Consider this.  A woman walks into a counsellor’s office dragging a really ugly piece of luggage. The Counsellor says, “What have you brought with you?” (Sometimes the nasty bag has been with them so long, they forgot they were carrying it!) Over the next several weeks and months the Counsellor and client will proceed to go through the suitcase – unpacking it, taking out each item and noting how heavy it is, discovering where it came from and why they are carrying it. The Counsellor acknowledges their struggle in carrying the suitcase and together they work on deciding how to best deal with the items in the bag.

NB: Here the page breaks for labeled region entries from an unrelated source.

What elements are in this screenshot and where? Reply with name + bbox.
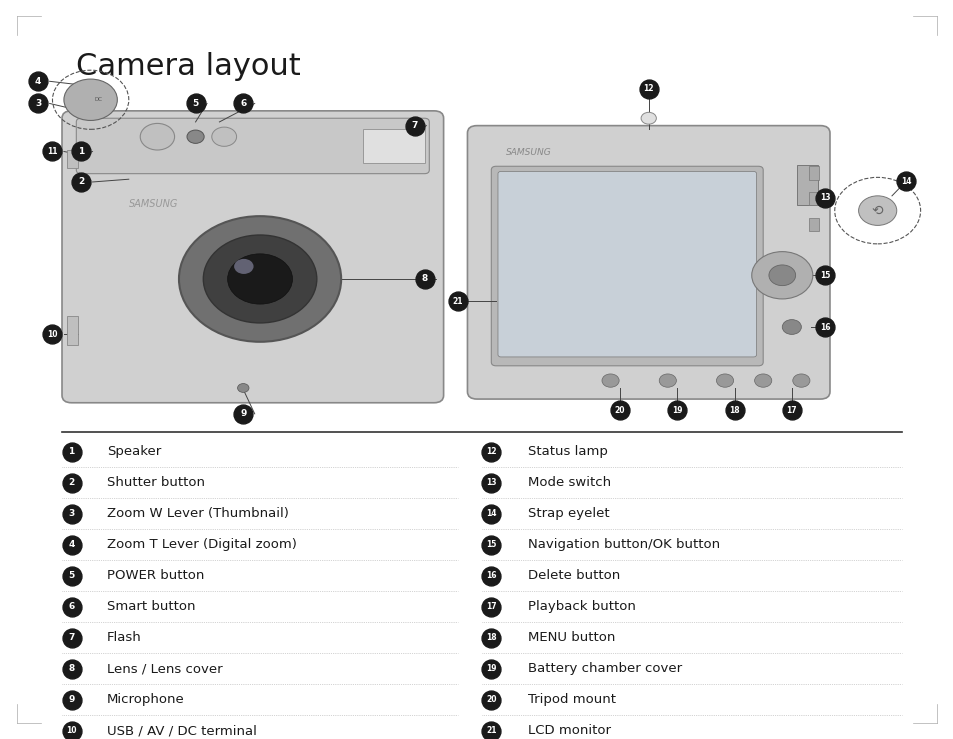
Circle shape bbox=[781, 319, 801, 334]
Text: Lens / Lens cover: Lens / Lens cover bbox=[107, 662, 222, 675]
Circle shape bbox=[212, 127, 236, 146]
FancyBboxPatch shape bbox=[497, 171, 756, 357]
Circle shape bbox=[659, 374, 676, 387]
Text: 21: 21 bbox=[485, 726, 497, 735]
Text: 15: 15 bbox=[486, 540, 496, 549]
FancyBboxPatch shape bbox=[62, 111, 443, 403]
Text: 20: 20 bbox=[614, 406, 625, 415]
Text: 7: 7 bbox=[412, 121, 417, 130]
Text: Delete button: Delete button bbox=[527, 569, 619, 582]
Text: Shutter button: Shutter button bbox=[107, 476, 205, 489]
Text: Playback button: Playback button bbox=[527, 600, 635, 613]
Text: 12: 12 bbox=[485, 447, 497, 456]
Text: MENU button: MENU button bbox=[527, 631, 615, 644]
Text: 1: 1 bbox=[78, 147, 84, 156]
Text: 3: 3 bbox=[35, 99, 41, 108]
Text: 8: 8 bbox=[69, 664, 74, 673]
Text: Strap eyelet: Strap eyelet bbox=[527, 507, 609, 520]
Text: Battery chamber cover: Battery chamber cover bbox=[527, 662, 681, 675]
Text: 17: 17 bbox=[785, 406, 797, 415]
Text: DC: DC bbox=[94, 98, 102, 102]
Circle shape bbox=[754, 374, 771, 387]
Text: Mode switch: Mode switch bbox=[527, 476, 610, 489]
Text: 18: 18 bbox=[728, 406, 740, 415]
Circle shape bbox=[601, 374, 618, 387]
Bar bbox=[796, 165, 817, 205]
Text: 3: 3 bbox=[69, 509, 74, 518]
Circle shape bbox=[228, 253, 293, 304]
Text: SAMSUNG: SAMSUNG bbox=[129, 199, 178, 209]
Text: USB / AV / DC terminal: USB / AV / DC terminal bbox=[107, 724, 256, 738]
Text: 7: 7 bbox=[69, 633, 74, 642]
Text: Status lamp: Status lamp bbox=[527, 445, 607, 458]
Text: 16: 16 bbox=[819, 322, 830, 332]
Bar bbox=[808, 192, 818, 205]
Text: 19: 19 bbox=[671, 406, 682, 415]
Text: Flash: Flash bbox=[107, 631, 141, 644]
Text: Zoom W Lever (Thumbnail): Zoom W Lever (Thumbnail) bbox=[107, 507, 289, 520]
Text: Zoom T Lever (Digital zoom): Zoom T Lever (Digital zoom) bbox=[107, 538, 296, 551]
Text: 17: 17 bbox=[485, 602, 497, 611]
Circle shape bbox=[64, 79, 117, 120]
Text: 14: 14 bbox=[485, 509, 497, 518]
Text: Speaker: Speaker bbox=[107, 445, 161, 458]
Circle shape bbox=[237, 384, 249, 392]
Text: Tripod mount: Tripod mount bbox=[527, 693, 615, 706]
Text: 2: 2 bbox=[69, 478, 74, 487]
Text: 10: 10 bbox=[47, 330, 58, 339]
Text: SAMSUNG: SAMSUNG bbox=[505, 149, 551, 157]
Bar bbox=[362, 129, 424, 163]
Text: Navigation button/OK button: Navigation button/OK button bbox=[527, 538, 719, 551]
Text: Microphone: Microphone bbox=[107, 693, 184, 706]
Text: 12: 12 bbox=[642, 84, 654, 93]
Text: 4: 4 bbox=[69, 540, 74, 549]
Bar bbox=[67, 316, 78, 346]
Bar bbox=[808, 218, 818, 231]
FancyBboxPatch shape bbox=[491, 166, 762, 366]
Circle shape bbox=[187, 130, 204, 143]
Circle shape bbox=[751, 251, 812, 299]
Text: ⟲: ⟲ bbox=[871, 204, 882, 217]
Text: 5: 5 bbox=[193, 99, 198, 108]
Circle shape bbox=[792, 374, 809, 387]
Text: 15: 15 bbox=[820, 270, 829, 280]
Text: 1: 1 bbox=[69, 447, 74, 456]
Text: 9: 9 bbox=[69, 695, 74, 704]
Text: 11: 11 bbox=[47, 147, 58, 156]
Bar bbox=[67, 149, 78, 168]
Text: 13: 13 bbox=[485, 478, 497, 487]
Text: POWER button: POWER button bbox=[107, 569, 204, 582]
Circle shape bbox=[233, 259, 253, 274]
Text: 6: 6 bbox=[69, 602, 74, 611]
Text: 5: 5 bbox=[69, 571, 74, 580]
Text: 8: 8 bbox=[421, 274, 427, 284]
Text: 10: 10 bbox=[66, 726, 77, 735]
Text: 9: 9 bbox=[240, 409, 246, 418]
Text: 21: 21 bbox=[452, 296, 463, 306]
Text: LCD monitor: LCD monitor bbox=[527, 724, 610, 738]
Text: 2: 2 bbox=[78, 177, 84, 186]
FancyBboxPatch shape bbox=[76, 118, 429, 174]
Text: 14: 14 bbox=[900, 177, 911, 185]
Circle shape bbox=[640, 112, 656, 124]
Bar bbox=[808, 166, 818, 180]
Text: 13: 13 bbox=[819, 193, 830, 202]
Text: 16: 16 bbox=[485, 571, 497, 580]
Text: Camera layout: Camera layout bbox=[76, 52, 301, 81]
Circle shape bbox=[140, 123, 174, 150]
Text: 20: 20 bbox=[485, 695, 497, 704]
Text: Smart button: Smart button bbox=[107, 600, 195, 613]
FancyBboxPatch shape bbox=[467, 126, 829, 399]
Text: 19: 19 bbox=[485, 664, 497, 673]
Circle shape bbox=[768, 265, 795, 286]
Text: 6: 6 bbox=[240, 99, 246, 108]
Text: 18: 18 bbox=[485, 633, 497, 642]
Circle shape bbox=[858, 196, 896, 225]
Circle shape bbox=[203, 235, 316, 323]
Circle shape bbox=[716, 374, 733, 387]
Text: 4: 4 bbox=[35, 77, 41, 86]
Circle shape bbox=[179, 216, 341, 341]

In contrast, a woman calls a Coach and openly admits she is carrying a really ugly piece of luggage. The Coach gets her to send a picture and says, “Yep! That’s one really ugly bag!” Together they laugh and decide to have a quick look through the bag and to see if there’s anything that can be thrown out. Sometimes it becomes clear that she doesn’t even want the bag and it’s not a big deal to pitch it.  The coach holds her accountable for doing that and helps her sort out what she is looking for in a new bag. Sometimes, the person decides they want to keep the bag.  In those instances, the coach asks, “Can you carry it?” If the answer is “Of Course!”, the coach responds, “Great. Let’s get moving!  We’ve got work to do!” They then spend the need weeks/months designing a plan on how to improve life while carrying the ugly bag. If in the process it becomes apparent the person can’t carry the bag but can’t let go of it either, the coach will suggest a good Counsellor to help them sort that out.

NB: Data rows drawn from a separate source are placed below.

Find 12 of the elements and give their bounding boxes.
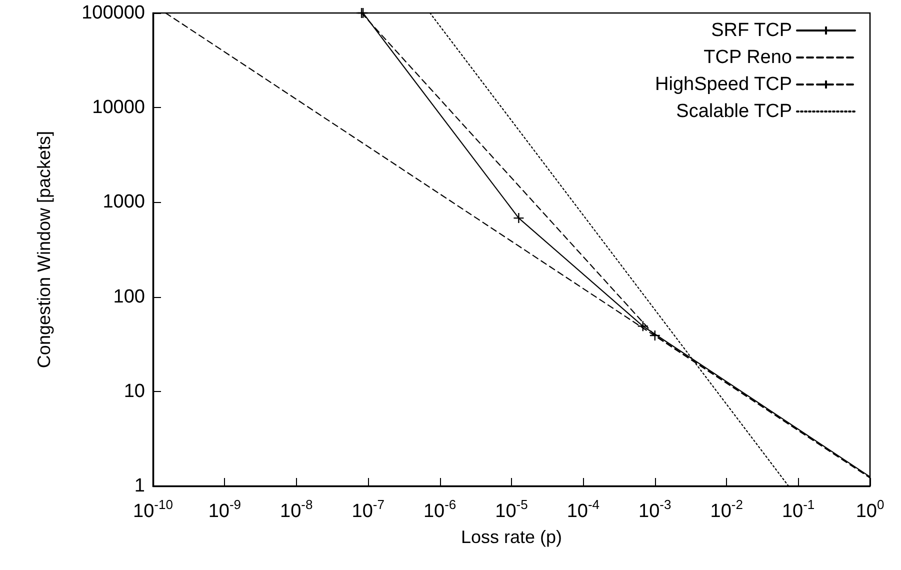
y-tick-label: 100000 bbox=[82, 2, 145, 24]
legend-label: HighSpeed TCP bbox=[655, 74, 792, 95]
y-axis-title: Congestion Window [packets] bbox=[34, 130, 54, 368]
y-tick-label: 100 bbox=[113, 286, 145, 308]
x-axis-title: Loss rate (p) bbox=[460, 527, 562, 547]
y-tick-label: 10000 bbox=[92, 97, 145, 118]
legend-label: Scalable TCP bbox=[676, 101, 792, 122]
legend-label: SRF TCP bbox=[711, 20, 792, 41]
y-tick-label: 1000 bbox=[102, 192, 145, 213]
y-tick-label: 10 bbox=[124, 380, 145, 402]
legend-label: TCP Reno bbox=[704, 47, 792, 68]
y-tick-label: 1 bbox=[134, 476, 145, 496]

Counselling and Coaching are important to different people at different times.  Sometimes you need a Counsellor.  Sometimes you need a Coach.  Who do you need?

(Since writing this post I returned to school and received my Master’s Degree in Counselling.  Now I’m both – coach and counsellor!  The new hybrid…who needs a Prius?)

6 thoughts on “Dealing with Ugly Baggage. Do You Need a Coach or Counsellor?”

    1. Thanks Sian. Good to hear from you. Coaching isn’t as common in Canada as in the UK. Most people have no clue what it means so I’ve found it a helpful analogy.